To address class imbalance in covariate analysis (when the option -covariates is used), consider using the -uniformSample option in Enhlink. This option ensures a more uniform distribution of the covariates at each bootstrap by iteratively adding cells according to their distribution.

For instance, if one cluster represents 80% of cells and the other two clusters only represent 10%, the -uniformSample option will be beneficial to avoid a fraction of bootstrap samples having too few samples of the underrepresented clusters.

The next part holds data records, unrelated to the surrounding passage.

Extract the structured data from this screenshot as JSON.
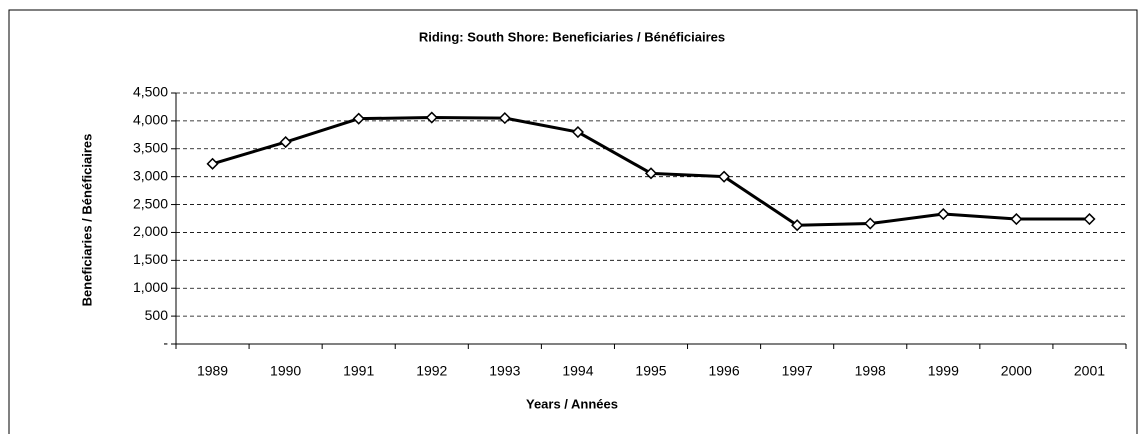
{
  "chart_data": {
    "type": "line",
    "title": "Riding:  South Shore:  Beneficiaries / Bénéficiaires",
    "x_label": "Years / Années",
    "y_label": "Beneficiaries / Bénéficiaires",
    "categories": [
      "1989",
      "1990",
      "1991",
      "1992",
      "1993",
      "1994",
      "1995",
      "1996",
      "1997",
      "1998",
      "1999",
      "2000",
      "2001"
    ],
    "values": [
      3230,
      3620,
      4040,
      4060,
      4050,
      3800,
      3060,
      3000,
      2130,
      2160,
      2330,
      2240,
      2240
    ],
    "color": "#000000",
    "ylim": [
      0,
      4500
    ],
    "yticks": [
      {
        "value": 0,
        "label": "-"
      },
      500,
      {
        "value": 1000,
        "label": "1,000"
      },
      {
        "value": 1500,
        "label": "1,500"
      },
      {
        "value": 2000,
        "label": "2,000"
      },
      {
        "value": 2500,
        "label": "2,500"
      },
      {
        "value": 3000,
        "label": "3,000"
      },
      {
        "value": 3500,
        "label": "3,500"
      },
      {
        "value": 4000,
        "label": "4,000"
      },
      {
        "value": 4500,
        "label": "4,500"
      }
    ],
    "grid": true
  }
}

However, it is important to exercise caution when using this option, especially if one class is severely underrepresented. If a class represents less than nbCellsTotal/nbCovariate, the number of cells (N) sampled will be larger than the class size (S), resulting in a larger number of unique cells (Nu) being sampled than with a bootstrap procedure (66% on average). For instance, if N is twice the size of S, Nu will reach 90%, and 95% for three times the size of S, which could decrease the variability of the unique cells sampled.